It is worth pointing out that there are really only two pathways of grappling with AGW. One path is through observing current conditions: measuring temperatures. Another pathway is simulation. It needs to be remembered that the simulation is just that -- a simulation. It is only as good a simulation -- a predictor of the future -- as the model underlying the simulation is. For my money, the approximately flat-line of global temperatures for the last 20 years in the face of continued significant growth of CO2 emissions . . . that is not explained by the models. That is a problem for the simulation pathway.
Well, I'm not a climate scientist. I understand that the earth is warming up. Not as much in our area as the rest of the world which is curious. As most of the worlds decisions get made in and around the beltway and New York.

But, excepting that the earth is warming. How much of this is caused by human activity? Certainly, scientists tell us that the earth warms and cools on it's own schedule. And sometimes giant meteor's crash into us and change everything. Okay, that's the way it is.

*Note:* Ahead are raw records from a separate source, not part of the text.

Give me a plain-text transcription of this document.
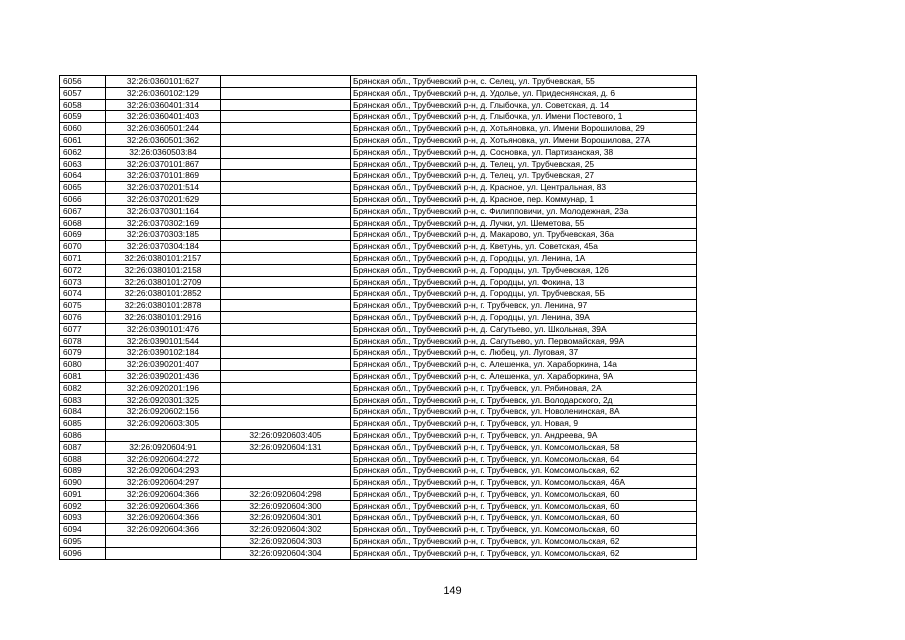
6056	32:26:0360101:627		Брянская обл., Трубчевский р-н, с. Селец, ул. Трубчевская, 55
6057	32:26:0360102:129		Брянская обл., Трубчевский р-н, д. Удолье, ул. Придеснянская, д. 6
6058	32:26:0360401:314		Брянская обл., Трубчевский р-н, д. Глыбочка, ул. Советская, д. 14
6059	32:26:0360401:403		Брянская обл., Трубчевский р-н, д. Глыбочка, ул. Имени Постевого, 1
6060	32:26:0360501:244		Брянская обл., Трубчевский р-н, д. Хотьяновка, ул. Имени Ворошилова, 29
6061	32:26:0360501:362		Брянская обл., Трубчевский р-н, д. Хотьяновка, ул. Имени Ворошилова, 27А
6062	32:26:0360503:84		Брянская обл., Трубчевский р-н, д. Сосновка, ул. Партизанская, 38
6063	32:26:0370101:867		Брянская обл., Трубчевский р-н, д. Телец, ул. Трубчевская, 25
6064	32:26:0370101:869		Брянская обл., Трубчевский р-н, д. Телец, ул. Трубчевская, 27
6065	32:26:0370201:514		Брянская обл., Трубчевский р-н, д. Красное, ул. Центральная, 83
6066	32:26:0370201:629		Брянская обл., Трубчевский р-н, д. Красное, пер. Коммунар, 1
6067	32:26:0370301:164		Брянская обл., Трубчевский р-н, с. Филипповичи, ул. Молодежная, 23а
6068	32:26:0370302:169		Брянская обл., Трубчевский р-н, д. Лучки, ул. Шеметова, 55
6069	32:26:0370303:185		Брянская обл., Трубчевский р-н, д. Макарово, ул. Трубчевская, 36а
6070	32:26:0370304:184		Брянская обл., Трубчевский р-н, д. Кветунь, ул. Советская, 45а
6071	32:26:0380101:2157		Брянская обл., Трубчевский р-н, д. Городцы, ул. Ленина, 1А
6072	32:26:0380101:2158		Брянская обл., Трубчевский р-н, д. Городцы, ул. Трубчевская, 126
6073	32:26:0380101:2709		Брянская обл., Трубчевский р-н, д. Городцы, ул. Фокина, 13
6074	32:26:0380101:2852		Брянская обл., Трубчевский р-н, д. Городцы, ул. Трубчевская, 5Б
6075	32:26:0380101:2878		Брянская обл., Трубчевский р-н, г. Трубчевск, ул. Ленина, 97
6076	32:26:0380101:2916		Брянская обл., Трубчевский р-н, д. Городцы, ул. Ленина, 39А
6077	32:26:0390101:476		Брянская обл., Трубчевский р-н, д. Сагутьево, ул. Школьная, 39А
6078	32:26:0390101:544		Брянская обл., Трубчевский р-н, д. Сагутьево, ул. Первомайская, 99А
6079	32:26:0390102:184		Брянская обл., Трубчевский р-н, с. Любец, ул. Луговая, 37
6080	32:26:0390201:407		Брянская обл., Трубчевский р-н, с. Алешенка, ул. Хараборкина, 14а
6081	32:26:0390201:436		Брянская обл., Трубчевский р-н, с. Алешенка, ул. Хараборкина, 9А
6082	32:26:0920201:196		Брянская обл., Трубчевский р-н, г. Трубчевск, ул. Рябиновая, 2А
6083	32:26:0920301:325		Брянская обл., Трубчевский р-н, г. Трубчевск, ул. Володарского, 2д
6084	32:26:0920602:156		Брянская обл., Трубчевский р-н, г. Трубчевск, ул. Новоленинская, 8А
6085	32:26:0920603:305		Брянская обл., Трубчевский р-н, г. Трубчевск, ул. Новая, 9
6086		32:26:0920603:405	Брянская обл., Трубчевский р-н, г. Трубчевск, ул. Андреева, 9А
6087	32:26:0920604:91	32:26:0920604:131	Брянская обл., Трубчевский р-н, г. Трубчевск, ул. Комсомольская, 58
6088	32:26:0920604:272		Брянская обл., Трубчевский р-н, г. Трубчевск, ул. Комсомольская, 64
6089	32:26:0920604:293		Брянская обл., Трубчевский р-н, г. Трубчевск, ул. Комсомольская, 62
6090	32:26:0920604:297		Брянская обл., Трубчевский р-н, г. Трубчевск, ул. Комсомольская, 46А
6091	32:26:0920604:366	32:26:0920604:298	Брянская обл., Трубчевский р-н, г. Трубчевск, ул. Комсомольская, 60
6092	32:26:0920604:366	32:26:0920604:300	Брянская обл., Трубчевский р-н, г. Трубчевск, ул. Комсомольская, 60
6093	32:26:0920604:366	32:26:0920604:301	Брянская обл., Трубчевский р-н, г. Трубчевск, ул. Комсомольская, 60
6094	32:26:0920604:366	32:26:0920604:302	Брянская обл., Трубчевский р-н, г. Трубчевск, ул. Комсомольская, 60
6095		32:26:0920604:303	Брянская обл., Трубчевский р-н, г. Трубчевск, ул. Комсомольская, 62
6096		32:26:0920604:304	Брянская обл., Трубчевский р-н, г. Трубчевск, ул. Комсомольская, 62
149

There really isn't a good reason not to clean up our act. Too limit or even eliminate our over all carbon footprint. But if we don't in eleven years it's going to be too late? It's not reasonable to think we can get the third world, China, the Russians, and Central Europe to stop burning coal let alone fossil fuels in general. If we could, the turmoil and upheaval that it would cause would certainly equal the climate refugees they are warning us about.

So, be sure your mower is in good tune. Switch to a four stroke boat motor if you have not already. Change your furnace filters regularly, and recycle your trash.Then you will have done your part.